In other words, business systems teams can help marketing refocus on optimizing business-critical processes first, before thinking about expanding their tech stack.
Take H20.ai for example. The company, which sells tools for making data-driven business predictions, is a leader in cutting-edge cognitive technology. But they knew that even the best MarTech needed to fit into a clear, goal-oriented process in order to be truly useful.
With this principle in mind, the company reimagined their lead generation workflow. Now, lead information is instantly available across key apps like Marketo and Salesforce—as well as inside of Slack—through automation, so the team can follow up right away. Built-in de-duplication logic ensures that these leads are always clean and high-quality.
“I wanted to create a system-oriented process: if you can’t show me [improved] metrics, your system probably isn’t working,” says Marc Mastrocolo, Director of Marketing Operations. “[With that in mind, we built] a solid demand generation funnel, which increases user acquisition and improves pipeline conversion at key points.”
3) Empower marketing admins with useable tools.
The marketing team is constantly creating new campaigns that might require new tools and workflows, and the business systems team is busy with projects from across the company.

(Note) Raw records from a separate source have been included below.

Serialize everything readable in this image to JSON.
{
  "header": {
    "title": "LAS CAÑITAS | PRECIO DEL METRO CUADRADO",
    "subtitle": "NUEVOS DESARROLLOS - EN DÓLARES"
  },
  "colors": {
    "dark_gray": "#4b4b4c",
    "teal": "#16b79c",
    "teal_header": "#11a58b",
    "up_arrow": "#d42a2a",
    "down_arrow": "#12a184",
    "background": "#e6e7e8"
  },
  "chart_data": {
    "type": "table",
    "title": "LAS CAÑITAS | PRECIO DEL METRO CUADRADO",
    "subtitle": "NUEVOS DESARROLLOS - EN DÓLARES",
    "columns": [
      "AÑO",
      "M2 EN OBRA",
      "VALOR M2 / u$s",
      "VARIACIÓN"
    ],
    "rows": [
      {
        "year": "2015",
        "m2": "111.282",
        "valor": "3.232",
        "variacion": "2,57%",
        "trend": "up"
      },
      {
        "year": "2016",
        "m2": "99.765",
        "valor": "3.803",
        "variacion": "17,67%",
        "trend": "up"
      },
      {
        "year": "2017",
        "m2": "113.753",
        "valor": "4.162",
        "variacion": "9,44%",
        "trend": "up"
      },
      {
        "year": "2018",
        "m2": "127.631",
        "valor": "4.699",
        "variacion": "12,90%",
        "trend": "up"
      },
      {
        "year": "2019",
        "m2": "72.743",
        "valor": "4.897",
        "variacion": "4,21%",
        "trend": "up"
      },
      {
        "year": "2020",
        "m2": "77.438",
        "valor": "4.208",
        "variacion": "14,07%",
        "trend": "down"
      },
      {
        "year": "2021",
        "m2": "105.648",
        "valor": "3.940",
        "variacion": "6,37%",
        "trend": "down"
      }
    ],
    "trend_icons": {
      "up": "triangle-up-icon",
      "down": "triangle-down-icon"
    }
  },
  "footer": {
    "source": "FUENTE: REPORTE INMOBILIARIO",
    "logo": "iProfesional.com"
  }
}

The only way to scale and keep compliant is to democratize automation and integration work.
More than half of companies face a shortage of integration and automation talent, according to a recent Capgemini study. Traditional scripting and coding have a steep learning curve, so it can be difficult to keep up with the demand for new and improved workflows.
With the evolution of iPaaS and the birth of intelligent automation, however, that’s changing. Empowering members of the marketing team to build automations and integrations themselves is one way to reinforce the processes built and the tools selected. It makes marketing teams more invested in the work the business systems team has done.

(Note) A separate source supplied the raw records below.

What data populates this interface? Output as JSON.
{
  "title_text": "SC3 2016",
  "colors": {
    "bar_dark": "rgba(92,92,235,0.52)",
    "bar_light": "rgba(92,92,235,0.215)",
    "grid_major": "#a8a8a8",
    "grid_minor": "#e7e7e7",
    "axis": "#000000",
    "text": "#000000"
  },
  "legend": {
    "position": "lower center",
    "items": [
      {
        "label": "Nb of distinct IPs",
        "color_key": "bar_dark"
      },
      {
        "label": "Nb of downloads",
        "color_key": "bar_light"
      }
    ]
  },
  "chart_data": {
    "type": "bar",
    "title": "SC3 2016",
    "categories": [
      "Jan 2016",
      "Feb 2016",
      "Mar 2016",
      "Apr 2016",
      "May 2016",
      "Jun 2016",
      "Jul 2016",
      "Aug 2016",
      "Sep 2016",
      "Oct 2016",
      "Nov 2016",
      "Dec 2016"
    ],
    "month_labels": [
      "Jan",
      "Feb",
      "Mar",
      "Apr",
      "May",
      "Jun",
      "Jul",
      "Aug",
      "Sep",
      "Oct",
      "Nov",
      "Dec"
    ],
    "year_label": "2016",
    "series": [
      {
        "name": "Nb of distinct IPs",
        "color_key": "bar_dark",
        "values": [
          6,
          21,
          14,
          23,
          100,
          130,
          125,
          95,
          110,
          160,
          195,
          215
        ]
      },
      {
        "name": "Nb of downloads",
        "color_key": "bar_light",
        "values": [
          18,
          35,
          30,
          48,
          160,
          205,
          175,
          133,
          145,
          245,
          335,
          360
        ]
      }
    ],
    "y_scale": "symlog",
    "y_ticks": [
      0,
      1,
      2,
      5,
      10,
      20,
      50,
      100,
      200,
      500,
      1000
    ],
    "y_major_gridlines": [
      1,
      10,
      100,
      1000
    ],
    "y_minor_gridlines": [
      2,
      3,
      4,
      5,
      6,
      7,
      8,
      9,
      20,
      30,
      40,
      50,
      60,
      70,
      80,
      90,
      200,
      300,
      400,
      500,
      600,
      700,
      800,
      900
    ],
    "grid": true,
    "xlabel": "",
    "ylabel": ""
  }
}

Companies like Puppet, the leading software configuration company, have found that given the right tools, employees like app admins can play a crucial role in scaling automations and integrations. These admins are intimately familiar with the apps they govern, from the ins-and-outs of custom implementation to the flow of data within the app. They’re also closer to the marketing team’s everyday needs—so they have a clearer view of how automation and integration can improve processes. In many ways, they’re perfectly situated to help the marketing team self-serve when it comes to creating more efficient workflows.
If your organization has already invested in an automation and integration platform like Workato, it’s worth encouraging your app admins to learn how to use it. If your organization doesn’t have an automation and integration tool yet, consider starting a conversation about finding one that will empower employees like app admins to create more workflows, more quickly.
Keeping pace with MarTech is a marathon, not a sprint
Confidence in the MarTech stack is fundamental; without it, you risk creating more work for both teams, poor visibility into business-critical processes, and worse marketing outcomes.
The takeaway here is: marketing teams might not know it, but they need the expertise of business systems to assess what’s working and what’s not, to streamline processes, and push back on app sprawl. A close relationship between business systems and marketing can be the difference between a high-performing marketing team and one that’s hamstrung by its MarTech.